Enfin, les démissionnaires dénoncent une culture de peur au sein des NIH, où les employés qui remettent en question les ordres de la direction sont réduits au silence, voire sanctionnés. Certains ont été mis en congé administratif ou limogés, tandis que d’autres craignent pour leur emploi s’ils expriment leurs préoccupations. Des témoignages recueillis par les démissionnaires révèlent un climat d’anxiété et de méfiance qui entrave le bon fonctionnement de l’agence.
Les démissionnaires appellent leurs collègues à rester vigilants et à défendre l’intégrité de la recherche scientifique. Ils soulignent que la stabilité du financement de la recherche est essentielle pour résoudre les problèmes de santé publique et pour garantir que les politiques publiques soient fondées sur des données probantes. Ils expriment également leur détermination à poursuivre leurs efforts pour faire progresser la science et améliorer la santé publique, même en dehors des NIH.
Ils encouragent les chercheurs travaillant sur des sujets sensibles, tels que les vaccins, l’équité en santé, la santé des minorités sexuelles et de genre, le changement climatique et la désinformation, à continuer à s’exprimer et à collaborer pour créer de nouvelles opportunités de recherche. Ils appellent également leurs collègues qui envisagent de rester aux NIH ou de solliciter des financements auprès de l’agence à peser soigneusement les risques et les avantages de leurs choix.
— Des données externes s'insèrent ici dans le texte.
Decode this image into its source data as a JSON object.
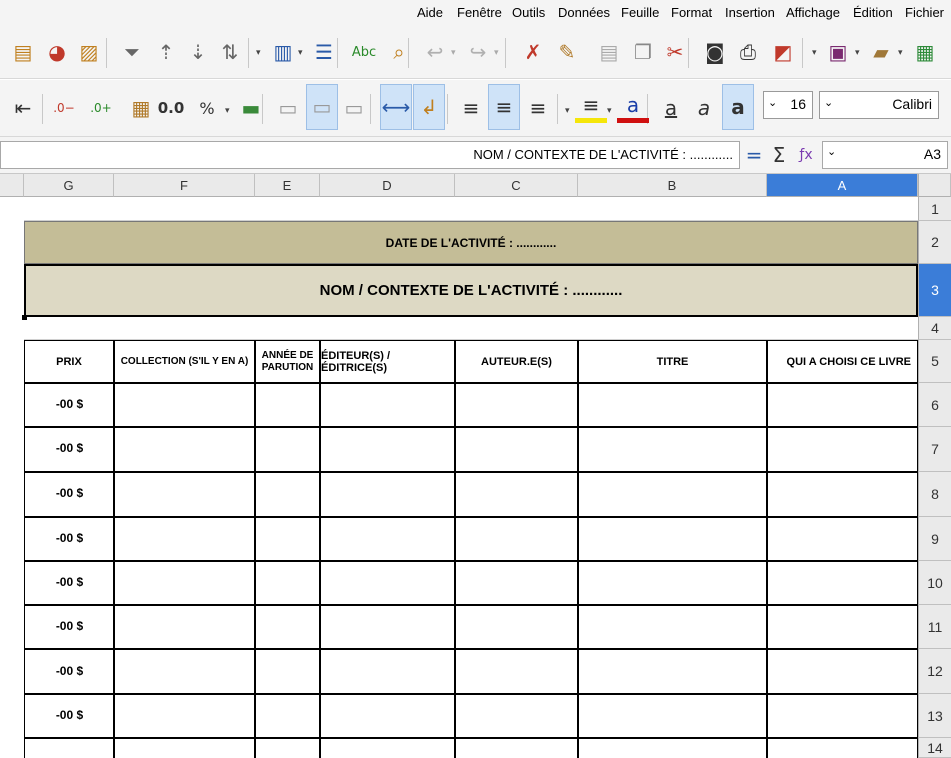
{
  "menu": [
    "Fichier",
    "Édition",
    "Affichage",
    "Insertion",
    "Format",
    "Feuille",
    "Données",
    "Outils",
    "Fenêtre",
    "Aide"
  ],
  "toolbar1": {
    "icons": [
      "new-sheet-icon",
      "open-icon",
      "save-icon",
      "export-pdf-icon",
      "print-icon",
      "print-preview-icon",
      "cut-icon",
      "copy-icon",
      "paste-icon",
      "clone-format-icon",
      "clear-format-icon",
      "undo-icon",
      "redo-icon",
      "find-replace-icon",
      "spellcheck-icon",
      "row-icon",
      "column-icon",
      "sort-icon",
      "sort-ascending-icon",
      "sort-descending-icon",
      "autofilter-icon",
      "image-icon",
      "chart-icon",
      "pivot-table-icon"
    ]
  },
  "toolbar2": {
    "font_name": "Calibri",
    "font_size": "16",
    "icons": [
      "bold-icon",
      "italic-icon",
      "underline-icon",
      "font-color-icon",
      "highlight-icon",
      "align-left-icon",
      "align-center-icon",
      "align-right-icon",
      "wrap-text-icon",
      "merge-center-icon",
      "align-top-icon",
      "align-middle-icon",
      "align-bottom-icon",
      "currency-icon",
      "percent-icon",
      "number-format-icon",
      "date-icon",
      "add-decimal-icon",
      "remove-decimal-icon",
      "indent-icon"
    ],
    "number_format_label": "0.0",
    "percent_label": "%"
  },
  "formula_bar": {
    "cell_ref": "A3",
    "content": "NOM / CONTEXTE DE L'ACTIVITÉ : ............"
  },
  "columns": [
    "A",
    "B",
    "C",
    "D",
    "E",
    "F",
    "G"
  ],
  "rows": [
    "1",
    "2",
    "3",
    "4",
    "5",
    "6",
    "7",
    "8",
    "9",
    "10",
    "11",
    "12",
    "13",
    "14"
  ],
  "sheet": {
    "date_banner": "DATE DE L'ACTIVITÉ : ............",
    "name_banner": "NOM / CONTEXTE DE L'ACTIVITÉ : ............",
    "headers": [
      "QUI A CHOISI CE LIVRE",
      "TITRE",
      "AUTEUR.E(S)",
      "ÉDITEUR(S) / ÉDITRICE(S)",
      "ANNÉE DE PARUTION",
      "COLLECTION (S'IL Y EN A)",
      "PRIX"
    ],
    "prices": [
      "-00 $",
      "-00 $",
      "-00 $",
      "-00 $",
      "-00 $",
      "-00 $",
      "-00 $",
      "-00 $"
    ]
  },
  "colors": {
    "date_banner_bg": "#c4bd97",
    "name_banner_bg": "#ddd9c4",
    "selection_blue": "#3b7dd8"
  }
}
Selon les démissionnaires, cette attaque contre la science est une menace pour la liberté d’expression et de pensée, ainsi que pour les libertés fondamentales que nous chérissons tous. Ils appellent à une action collective pour préserver l’intégrité morale et scientifique de la recherche biomédicale et pour reconstruire un écosystème de recherche solide et indépendant de toute ingérence politique.